Di desa dengan jumlah penduduk sekitar 200 jiwa itu, terdapat satu SD dengan jumlah siswa hanya 14 orang, yakni SDN 14 Krayan. Bukan karena siswanya putus sekolah, tetapi karena anak usia sekolah di sekitar Desa Pa’padi hanya segitu.
Aprem Acob (48), guru kelas III, mengajar dua siswa saja. Salah satu di antaranya tidak lancar membaca dan menulis. Lagi-lagi, dengan sukarela, Aprem meluangkan waktunya untuk mengunjungi rumah siswa untuk mengatasi ketertinggalan. Metode yang Aprem lakukan nyaris sama dengan yang Diana lakukan.
Bedanya, Aprem mengunjungi rumah siswanya. Sebab, rumah warga di Desa Pa’padi berdekatan. Dalam kunjungan itu, Aprem meminta siswanya untuk menulis abjad dan kemudian meminta sang murid membaca. Saat anak asuhnya terbata-bata, Aprem membantu dan memberi penjelasan cara membaca.
”Saya kasih tugas (siswa) menirukan tulisan, kemudian dikumpulkan. Saat tugas dikumpul, saya minta untuk baca. Kalau ada kesulitan, saya ajarkan dan kemudian saya berkunjung ke rumahnya untuk memberi latihan tambahan,” ujar lelaki keturunan Dayak Lundayeh itu.
Para guru dan Kepala SDN 014 Krayan berpose di depan ruang kelas di Desa Pa’padi, Kecamatan Krayan, Kabupaten Nunukan, Kalimantan Utara, Jumat (26/11/2021).

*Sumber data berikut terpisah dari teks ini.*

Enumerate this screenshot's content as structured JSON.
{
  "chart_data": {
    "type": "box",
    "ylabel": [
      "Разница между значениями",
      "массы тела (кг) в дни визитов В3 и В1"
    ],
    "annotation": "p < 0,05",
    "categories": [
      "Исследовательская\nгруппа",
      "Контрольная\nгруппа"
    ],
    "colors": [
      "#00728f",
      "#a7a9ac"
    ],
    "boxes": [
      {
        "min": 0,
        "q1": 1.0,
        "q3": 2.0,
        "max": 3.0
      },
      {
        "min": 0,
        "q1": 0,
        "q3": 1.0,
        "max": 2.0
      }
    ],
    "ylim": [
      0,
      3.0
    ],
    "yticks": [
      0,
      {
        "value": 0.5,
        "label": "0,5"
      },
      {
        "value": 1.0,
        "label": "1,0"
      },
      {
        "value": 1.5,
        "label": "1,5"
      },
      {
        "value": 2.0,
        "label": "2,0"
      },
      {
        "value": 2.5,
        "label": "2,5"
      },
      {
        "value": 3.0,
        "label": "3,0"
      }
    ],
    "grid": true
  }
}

Guru honorer di dataran tinggi Krayan juga punya metode mengajar yang unik. Juan Vicki (28), guru SDN 14 Krayan, selalu membawa contoh untuk mengenalkan materi baru kepada siswanya. Sebagai guru ilmu pengetahuan alam, ia terlebih dahulu menganalisis siswanya untuk mengetahui mana siswa yang sudah mahir membaca dan belum.
Misalnya, saat ia mengenalkan jenis-jenis akar kepada siswa kelas III, ia akan membawa contoh tanaman yang mudah didapat di sekitar Desa Pa’padi. Dengan demikian, siswa yang belum mahir menulis dan membaca bisa tahu akar serabut dan akar tunggang dengan melihat langsung contohnya.

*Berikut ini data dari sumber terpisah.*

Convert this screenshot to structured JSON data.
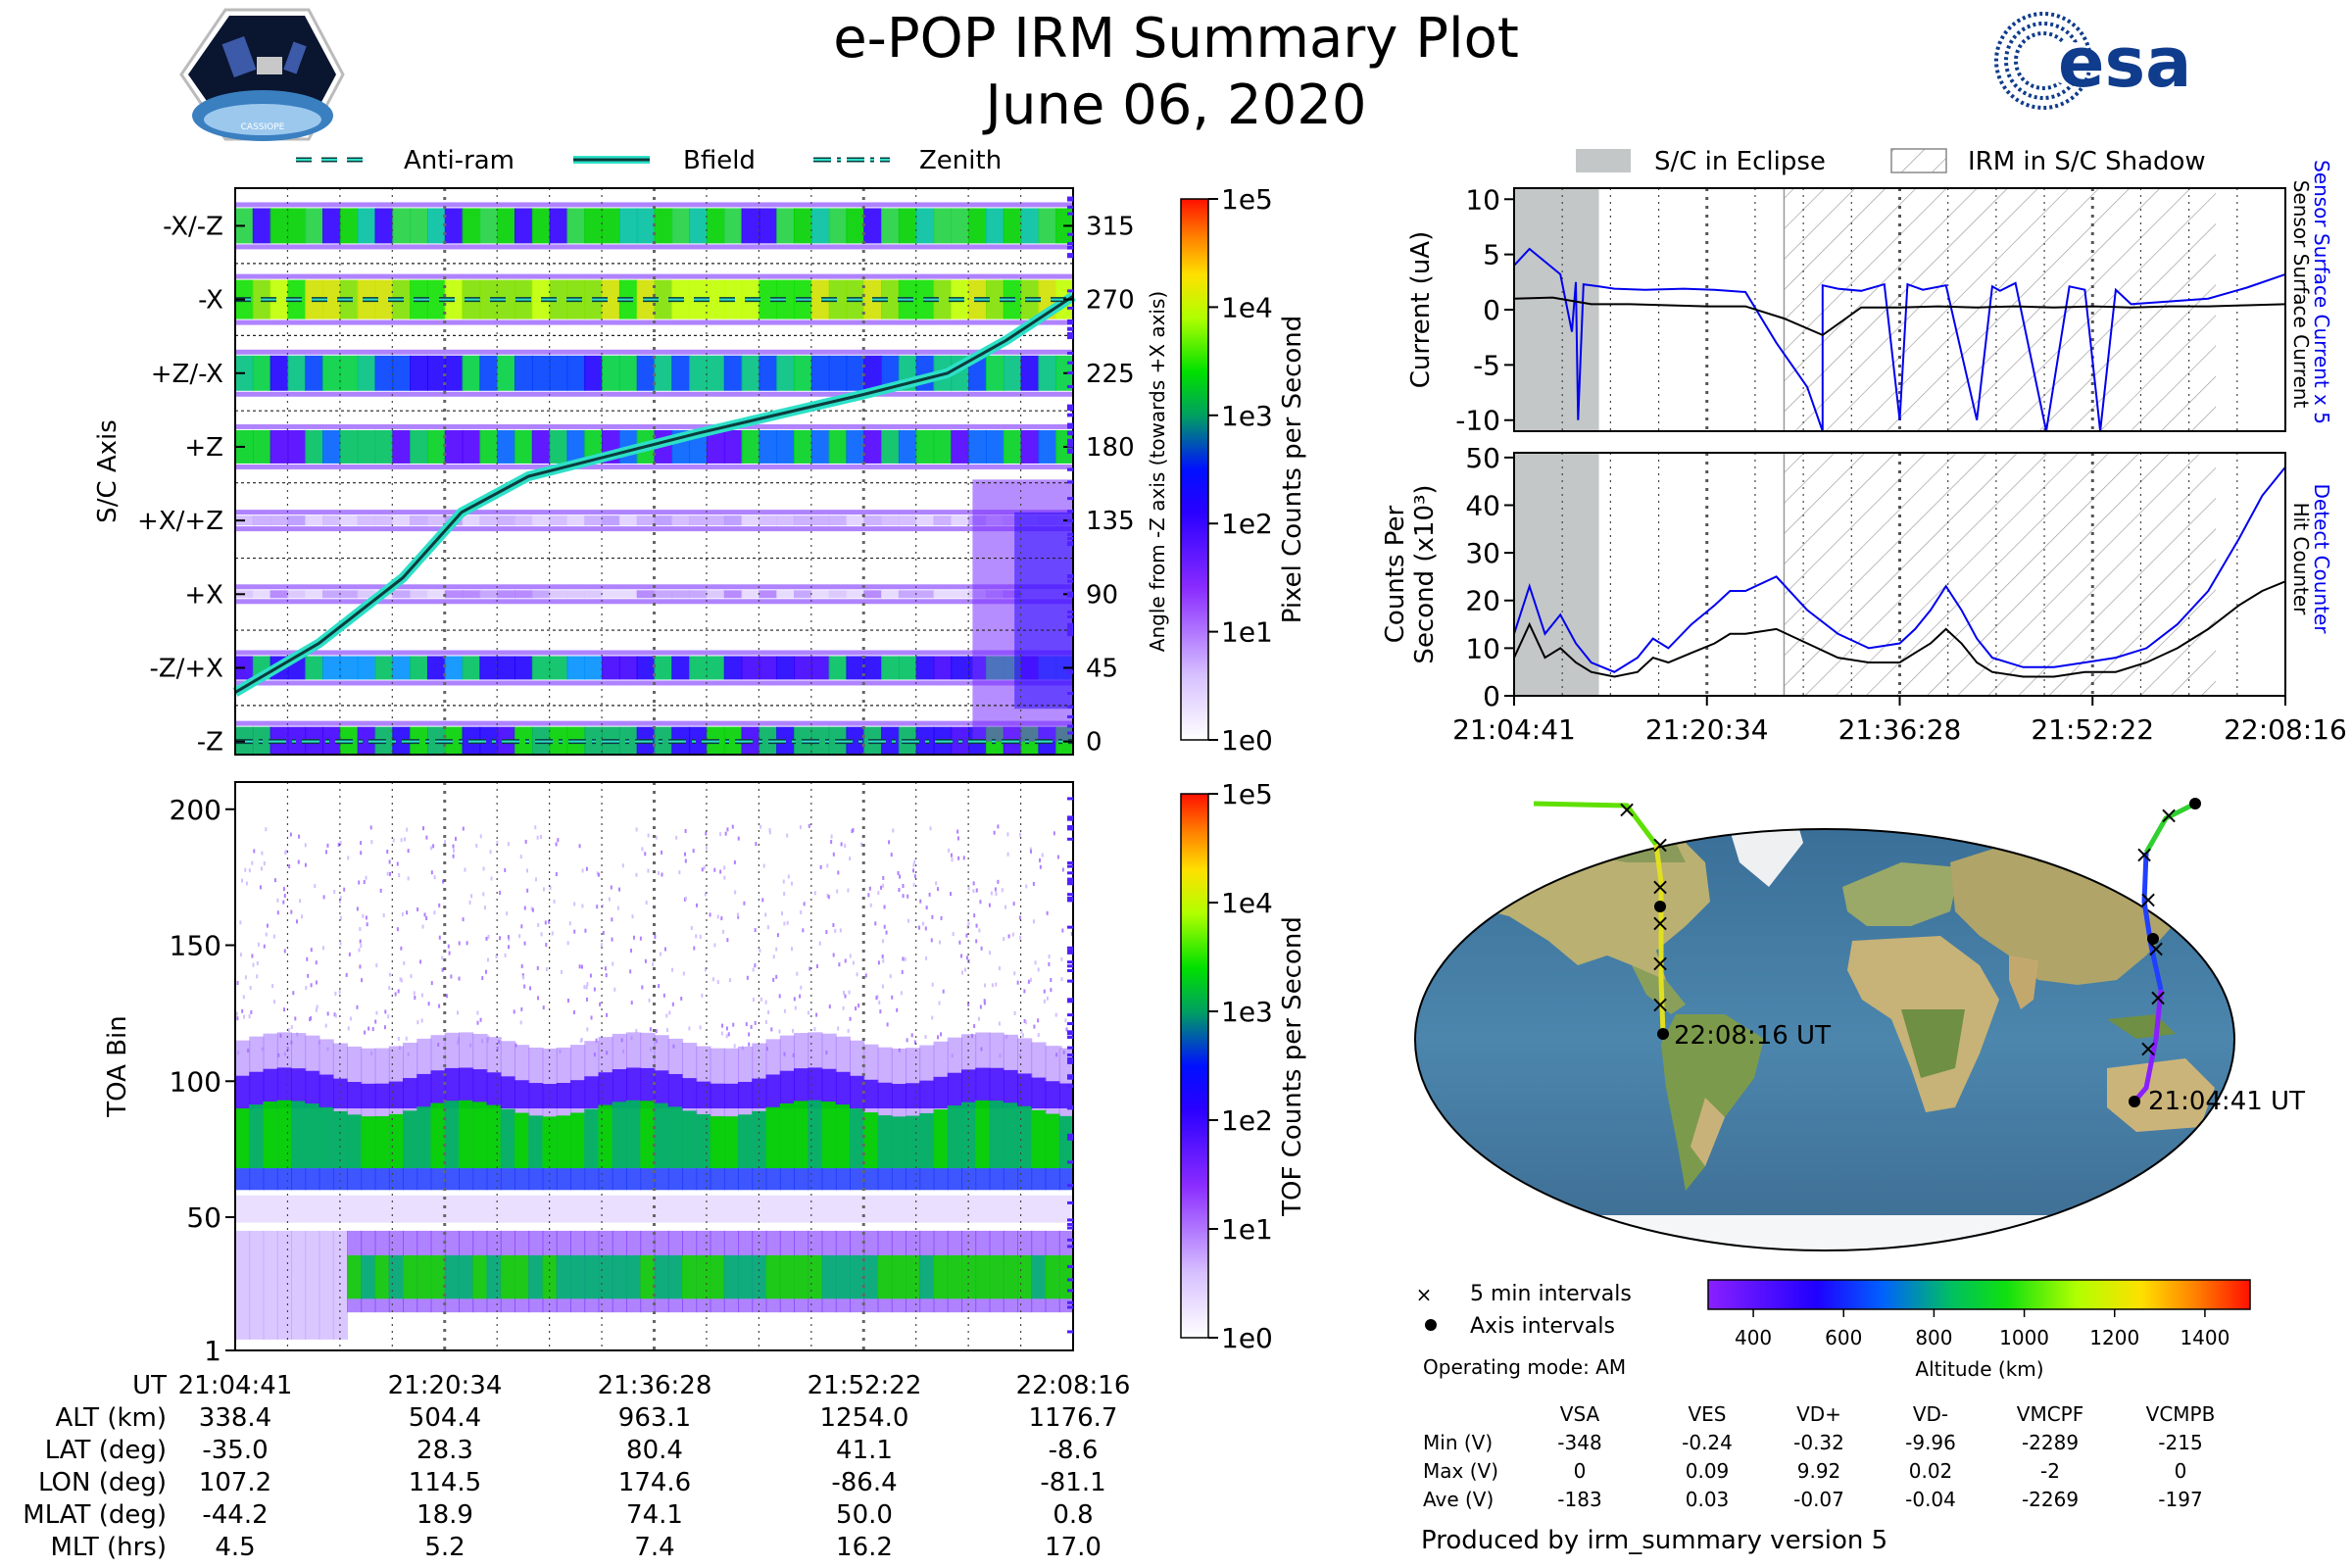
{
  "header": {
    "title": "e-POP IRM Summary Plot",
    "date": "June 06, 2020",
    "cassiope_badge": "CASSIOPE",
    "esa_logo": "esa"
  },
  "colors": {
    "bfield": "#0b3c3c",
    "bfield_glow": "#2de0c8",
    "sensor_current": "#0000ee",
    "eclipse": "#c4c7c7",
    "spectrum": [
      "#ffffff",
      "#dcc8ff",
      "#a040ff",
      "#5000ff",
      "#0000ff",
      "#0090ff",
      "#00c080",
      "#00e000",
      "#80ff00",
      "#ffff00",
      "#ffa000",
      "#ff2000"
    ]
  },
  "legend_top": {
    "items": [
      "Anti-ram",
      "Bfield",
      "Zenith"
    ]
  },
  "legend_right": {
    "eclipse": "S/C in Eclipse",
    "shadow": "IRM in S/C Shadow"
  },
  "chart_data": [
    {
      "id": "sc_axis",
      "type": "heatmap",
      "ylabel": "S/C Axis",
      "ylabel_right": "Angle from -Z axis (towards +X axis)",
      "axis_labels": [
        "-X/-Z",
        "-X",
        "+Z/-X",
        "+Z",
        "+X/+Z",
        "+X",
        "-Z/+X",
        "-Z"
      ],
      "angle_ticks": [
        315,
        270,
        225,
        180,
        135,
        90,
        45,
        0
      ],
      "colorbar": {
        "label": "Pixel Counts per Second",
        "ticks": [
          "1e5",
          "1e4",
          "1e3",
          "1e2",
          "1e1",
          "1e0"
        ]
      },
      "bfield_angle": {
        "x": [
          0,
          0.1,
          0.2,
          0.27,
          0.35,
          0.45,
          0.55,
          0.65,
          0.75,
          0.85,
          0.92,
          1.0
        ],
        "y": [
          30,
          60,
          100,
          140,
          162,
          175,
          188,
          200,
          212,
          225,
          245,
          272
        ]
      },
      "antiram_angle": 270,
      "zenith_angle": 0
    },
    {
      "id": "toa",
      "type": "heatmap",
      "ylabel": "TOA Bin",
      "yticks": [
        200,
        150,
        100,
        50,
        1
      ],
      "ylim": [
        1,
        210
      ],
      "colorbar": {
        "label": "TOF Counts per Second",
        "ticks": [
          "1e5",
          "1e4",
          "1e3",
          "1e2",
          "1e1",
          "1e0"
        ]
      }
    },
    {
      "id": "current",
      "type": "line",
      "ylabel": "Current (uA)",
      "yticks": [
        10,
        5,
        0,
        -5,
        -10
      ],
      "ylim": [
        -11,
        11
      ],
      "right_labels": [
        "Sensor Surface Current x 5",
        "Sensor Surface Current"
      ],
      "series": [
        {
          "name": "Sensor Surface Current x 5",
          "x": [
            0,
            0.02,
            0.06,
            0.075,
            0.08,
            0.083,
            0.09,
            0.11,
            0.13,
            0.17,
            0.22,
            0.26,
            0.3,
            0.34,
            0.38,
            0.4,
            0.4,
            0.42,
            0.45,
            0.48,
            0.5,
            0.51,
            0.53,
            0.56,
            0.6,
            0.62,
            0.63,
            0.65,
            0.69,
            0.72,
            0.74,
            0.76,
            0.78,
            0.8,
            0.84,
            0.9,
            0.95,
            1.0
          ],
          "y": [
            4,
            5.5,
            3.2,
            -2,
            2.5,
            -10,
            2.3,
            2.1,
            1.9,
            1.8,
            1.9,
            1.8,
            1.6,
            -3,
            -7,
            -11,
            2.2,
            1.9,
            1.7,
            2.3,
            -10,
            2.3,
            1.8,
            2.2,
            -10,
            2.1,
            1.7,
            2.4,
            -11,
            2.1,
            1.8,
            -11,
            1.8,
            0.5,
            0.7,
            1,
            2,
            3.2
          ]
        },
        {
          "name": "Sensor Surface Current",
          "x": [
            0,
            0.05,
            0.1,
            0.15,
            0.2,
            0.25,
            0.3,
            0.35,
            0.4,
            0.45,
            0.5,
            0.55,
            0.6,
            0.65,
            0.7,
            0.75,
            0.8,
            0.85,
            0.9,
            0.95,
            1.0
          ],
          "y": [
            1,
            1.1,
            0.5,
            0.5,
            0.4,
            0.3,
            0.3,
            -0.8,
            -2.3,
            0.2,
            0.2,
            0.3,
            0.2,
            0.3,
            0.2,
            0.3,
            0.2,
            0.3,
            0.3,
            0.4,
            0.5
          ]
        }
      ]
    },
    {
      "id": "counts",
      "type": "line",
      "ylabel": "Counts Per Second (x10³)",
      "ylabel_line1": "Counts Per",
      "ylabel_line2": "Second (x10³)",
      "yticks": [
        50,
        40,
        30,
        20,
        10,
        0
      ],
      "ylim": [
        0,
        51
      ],
      "right_labels": [
        "Detect Counter",
        "Hit Counter"
      ],
      "xticks": [
        "21:04:41",
        "21:20:34",
        "21:36:28",
        "21:52:22",
        "22:08:16"
      ],
      "eclipse_range": [
        0,
        0.11
      ],
      "shadow_range": [
        0.35,
        0.91
      ],
      "series": [
        {
          "name": "Detect Counter",
          "x": [
            0,
            0.02,
            0.04,
            0.06,
            0.08,
            0.1,
            0.13,
            0.16,
            0.18,
            0.2,
            0.23,
            0.26,
            0.28,
            0.3,
            0.34,
            0.38,
            0.42,
            0.46,
            0.5,
            0.52,
            0.54,
            0.56,
            0.58,
            0.6,
            0.62,
            0.66,
            0.7,
            0.74,
            0.78,
            0.82,
            0.86,
            0.9,
            0.94,
            0.97,
            1.0
          ],
          "y": [
            13,
            23,
            13,
            17,
            11,
            7,
            5,
            8,
            12,
            10,
            15,
            19,
            22,
            22,
            25,
            18,
            13,
            10,
            11,
            14,
            18,
            23,
            18,
            12,
            8,
            6,
            6,
            7,
            8,
            10,
            15,
            22,
            33,
            42,
            48
          ]
        },
        {
          "name": "Hit Counter",
          "x": [
            0,
            0.02,
            0.04,
            0.06,
            0.08,
            0.1,
            0.13,
            0.16,
            0.18,
            0.2,
            0.23,
            0.26,
            0.28,
            0.3,
            0.34,
            0.38,
            0.42,
            0.46,
            0.5,
            0.52,
            0.54,
            0.56,
            0.58,
            0.6,
            0.62,
            0.66,
            0.7,
            0.74,
            0.78,
            0.82,
            0.86,
            0.9,
            0.94,
            0.97,
            1.0
          ],
          "y": [
            8,
            15,
            8,
            10,
            7,
            5,
            4,
            5,
            8,
            7,
            9,
            11,
            13,
            13,
            14,
            11,
            8,
            7,
            7,
            9,
            11,
            14,
            11,
            7,
            5,
            4,
            4,
            5,
            5,
            7,
            10,
            14,
            19,
            22,
            24
          ]
        }
      ]
    },
    {
      "id": "map",
      "type": "scatter",
      "start_label": "22:08:16 UT",
      "end_label": "21:04:41 UT",
      "colorbar": {
        "label": "Altitude (km)",
        "ticks": [
          400,
          600,
          800,
          1000,
          1200,
          1400
        ],
        "range": [
          300,
          1500
        ]
      },
      "legend": [
        "5 min intervals",
        "Axis intervals"
      ],
      "operating_mode": "Operating mode: AM"
    }
  ],
  "coordinates_table": {
    "row_labels": [
      "UT",
      "ALT (km)",
      "LAT (deg)",
      "LON (deg)",
      "MLAT (deg)",
      "MLT (hrs)"
    ],
    "columns": [
      [
        "21:04:41",
        "338.4",
        "-35.0",
        "107.2",
        "-44.2",
        "4.5"
      ],
      [
        "21:20:34",
        "504.4",
        "28.3",
        "114.5",
        "18.9",
        "5.2"
      ],
      [
        "21:36:28",
        "963.1",
        "80.4",
        "174.6",
        "74.1",
        "7.4"
      ],
      [
        "21:52:22",
        "1254.0",
        "41.1",
        "-86.4",
        "50.0",
        "16.2"
      ],
      [
        "22:08:16",
        "1176.7",
        "-8.6",
        "-81.1",
        "0.8",
        "17.0"
      ]
    ]
  },
  "voltage_table": {
    "headers": [
      "VSA",
      "VES",
      "VD+",
      "VD-",
      "VMCPF",
      "VCMPB"
    ],
    "rows": [
      {
        "label": "Min (V)",
        "values": [
          "-348",
          "-0.24",
          "-0.32",
          "-9.96",
          "-2289",
          "-215"
        ]
      },
      {
        "label": "Max (V)",
        "values": [
          "0",
          "0.09",
          "9.92",
          "0.02",
          "-2",
          "0"
        ]
      },
      {
        "label": "Ave (V)",
        "values": [
          "-183",
          "0.03",
          "-0.07",
          "-0.04",
          "-2269",
          "-197"
        ]
      }
    ]
  },
  "footer": "Produced by irm_summary version 5"
}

”Setelah itu, saya minta murid untuk menuliskannya di buku. Caranya, saya eja pelan-pelan,” kata guru yang digaji Rp 300.000 setiap tiga bulan dengan dana bantuan operasional sekolah itu.
Melihat apa yang para guru kerjakan di Kecamatan Krayan, wilayah yang termasuk tertinggal, terdepan, dan terluar itu, para murid di sana beruntung karena memiliki sosok guru yang betul-betul mengabdi tanpa sorotan kamera dan pertimbangan materi. Mengandalkan pengalaman, ketulusan, dan rasa memiliki, mereka bekerja begitu saja tanpa diminta dan memikirkan imbalan.

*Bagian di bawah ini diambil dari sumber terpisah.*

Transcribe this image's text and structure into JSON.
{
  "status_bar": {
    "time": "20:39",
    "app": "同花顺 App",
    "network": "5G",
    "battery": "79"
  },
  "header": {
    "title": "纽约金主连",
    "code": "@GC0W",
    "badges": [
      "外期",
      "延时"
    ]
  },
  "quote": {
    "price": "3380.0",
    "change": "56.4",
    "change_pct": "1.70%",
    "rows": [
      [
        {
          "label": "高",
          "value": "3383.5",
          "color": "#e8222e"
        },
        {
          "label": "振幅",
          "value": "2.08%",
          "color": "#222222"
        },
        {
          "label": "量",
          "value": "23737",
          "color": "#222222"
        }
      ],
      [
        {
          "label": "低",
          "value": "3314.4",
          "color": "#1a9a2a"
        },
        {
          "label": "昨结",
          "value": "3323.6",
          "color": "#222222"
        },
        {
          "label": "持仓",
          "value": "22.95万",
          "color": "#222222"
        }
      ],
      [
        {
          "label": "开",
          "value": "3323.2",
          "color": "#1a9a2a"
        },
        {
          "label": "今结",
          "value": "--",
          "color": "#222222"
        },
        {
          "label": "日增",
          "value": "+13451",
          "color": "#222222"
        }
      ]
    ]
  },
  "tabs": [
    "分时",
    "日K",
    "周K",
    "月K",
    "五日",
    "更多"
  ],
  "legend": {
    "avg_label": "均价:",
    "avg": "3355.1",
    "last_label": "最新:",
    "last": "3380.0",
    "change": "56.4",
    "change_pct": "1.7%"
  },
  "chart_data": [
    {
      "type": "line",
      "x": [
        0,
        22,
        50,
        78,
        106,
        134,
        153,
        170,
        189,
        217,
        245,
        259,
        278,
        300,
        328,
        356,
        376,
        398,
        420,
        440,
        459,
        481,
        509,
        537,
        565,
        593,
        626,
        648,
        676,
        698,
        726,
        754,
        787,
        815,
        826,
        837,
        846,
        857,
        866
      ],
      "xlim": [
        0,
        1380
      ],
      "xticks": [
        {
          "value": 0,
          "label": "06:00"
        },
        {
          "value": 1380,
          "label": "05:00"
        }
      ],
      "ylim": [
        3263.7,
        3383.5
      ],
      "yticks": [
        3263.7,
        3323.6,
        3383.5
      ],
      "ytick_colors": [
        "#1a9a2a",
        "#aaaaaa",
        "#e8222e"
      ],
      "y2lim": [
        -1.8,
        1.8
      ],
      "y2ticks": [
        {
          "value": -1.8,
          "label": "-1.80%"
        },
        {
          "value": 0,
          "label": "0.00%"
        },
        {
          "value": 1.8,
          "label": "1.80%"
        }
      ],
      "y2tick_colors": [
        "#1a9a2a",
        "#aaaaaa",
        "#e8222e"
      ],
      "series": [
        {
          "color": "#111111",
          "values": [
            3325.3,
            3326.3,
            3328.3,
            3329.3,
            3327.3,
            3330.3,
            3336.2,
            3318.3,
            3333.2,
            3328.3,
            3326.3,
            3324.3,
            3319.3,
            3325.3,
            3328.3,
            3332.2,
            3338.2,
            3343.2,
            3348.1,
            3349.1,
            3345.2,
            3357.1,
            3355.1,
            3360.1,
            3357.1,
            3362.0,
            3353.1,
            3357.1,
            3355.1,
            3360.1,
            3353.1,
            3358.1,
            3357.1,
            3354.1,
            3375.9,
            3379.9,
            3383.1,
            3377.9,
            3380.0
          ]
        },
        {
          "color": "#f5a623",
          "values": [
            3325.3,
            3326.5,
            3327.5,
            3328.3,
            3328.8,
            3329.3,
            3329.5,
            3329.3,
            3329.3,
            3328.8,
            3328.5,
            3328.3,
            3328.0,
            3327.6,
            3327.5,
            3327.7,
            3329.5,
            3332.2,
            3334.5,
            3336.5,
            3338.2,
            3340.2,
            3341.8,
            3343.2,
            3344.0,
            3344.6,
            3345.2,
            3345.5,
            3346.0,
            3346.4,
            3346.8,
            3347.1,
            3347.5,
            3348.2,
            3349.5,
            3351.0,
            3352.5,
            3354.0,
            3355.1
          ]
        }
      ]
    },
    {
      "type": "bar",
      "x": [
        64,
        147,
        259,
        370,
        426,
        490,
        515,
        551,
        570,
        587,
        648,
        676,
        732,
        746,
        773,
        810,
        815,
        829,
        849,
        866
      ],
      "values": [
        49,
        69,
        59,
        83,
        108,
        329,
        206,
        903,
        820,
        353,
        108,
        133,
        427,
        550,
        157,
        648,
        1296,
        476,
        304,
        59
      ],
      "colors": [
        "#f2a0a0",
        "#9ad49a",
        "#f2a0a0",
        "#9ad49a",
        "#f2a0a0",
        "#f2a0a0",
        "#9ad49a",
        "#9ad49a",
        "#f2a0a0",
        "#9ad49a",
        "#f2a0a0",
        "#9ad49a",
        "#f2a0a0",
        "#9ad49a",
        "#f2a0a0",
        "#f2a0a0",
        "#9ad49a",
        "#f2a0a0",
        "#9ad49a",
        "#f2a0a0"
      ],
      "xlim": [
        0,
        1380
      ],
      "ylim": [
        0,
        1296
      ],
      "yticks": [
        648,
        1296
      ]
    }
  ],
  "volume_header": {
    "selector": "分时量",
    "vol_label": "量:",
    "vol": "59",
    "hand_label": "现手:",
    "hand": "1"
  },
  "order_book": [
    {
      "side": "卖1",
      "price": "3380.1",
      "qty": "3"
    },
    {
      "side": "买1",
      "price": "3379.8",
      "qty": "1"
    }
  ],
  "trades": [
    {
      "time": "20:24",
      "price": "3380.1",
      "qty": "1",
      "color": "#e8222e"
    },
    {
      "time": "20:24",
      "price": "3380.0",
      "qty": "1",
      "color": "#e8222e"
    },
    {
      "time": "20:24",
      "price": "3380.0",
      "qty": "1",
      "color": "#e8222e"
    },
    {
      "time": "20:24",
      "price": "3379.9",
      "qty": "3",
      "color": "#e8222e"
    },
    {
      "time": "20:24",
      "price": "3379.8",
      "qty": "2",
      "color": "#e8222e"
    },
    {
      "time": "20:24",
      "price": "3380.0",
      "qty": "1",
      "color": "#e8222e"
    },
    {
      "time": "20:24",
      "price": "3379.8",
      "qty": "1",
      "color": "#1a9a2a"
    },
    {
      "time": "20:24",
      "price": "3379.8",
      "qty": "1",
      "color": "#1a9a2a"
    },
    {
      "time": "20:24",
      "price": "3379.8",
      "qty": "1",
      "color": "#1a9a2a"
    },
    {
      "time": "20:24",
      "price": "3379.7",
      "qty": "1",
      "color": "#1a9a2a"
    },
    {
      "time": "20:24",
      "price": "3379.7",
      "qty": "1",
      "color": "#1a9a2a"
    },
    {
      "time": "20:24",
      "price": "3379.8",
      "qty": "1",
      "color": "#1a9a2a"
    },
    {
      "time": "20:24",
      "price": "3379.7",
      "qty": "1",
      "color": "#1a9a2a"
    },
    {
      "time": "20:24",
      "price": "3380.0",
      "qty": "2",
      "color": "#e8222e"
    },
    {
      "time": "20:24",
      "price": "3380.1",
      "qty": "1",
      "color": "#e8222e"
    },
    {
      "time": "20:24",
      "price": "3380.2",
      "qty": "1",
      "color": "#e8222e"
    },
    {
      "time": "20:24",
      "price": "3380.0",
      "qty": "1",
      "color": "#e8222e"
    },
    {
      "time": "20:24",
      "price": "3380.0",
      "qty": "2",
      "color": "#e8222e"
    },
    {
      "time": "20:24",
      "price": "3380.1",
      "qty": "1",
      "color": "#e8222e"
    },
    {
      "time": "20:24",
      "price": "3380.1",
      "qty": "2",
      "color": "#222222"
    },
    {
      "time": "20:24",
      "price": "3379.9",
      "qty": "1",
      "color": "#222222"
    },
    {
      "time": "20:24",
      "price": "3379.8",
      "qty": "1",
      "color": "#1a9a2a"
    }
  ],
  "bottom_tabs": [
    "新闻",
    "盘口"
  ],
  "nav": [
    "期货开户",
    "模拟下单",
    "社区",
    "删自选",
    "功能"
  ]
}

”Senang, belajar menulis dan membaca seperti ini,” kata Niki Kristian (9), saat ditanya mengenai pendekatan Diana dalam mengajarinya membaca.
KOMPAS/SUCIPTO
SDN 014 Krayan (bercat kuning, beratap merah) terlihat dari salah satu bukit di Desa Pa’padi, Kecamatan Krayan, Kabupaten Nunukan, Kalimantan Utara, Jumat (26/11/2021).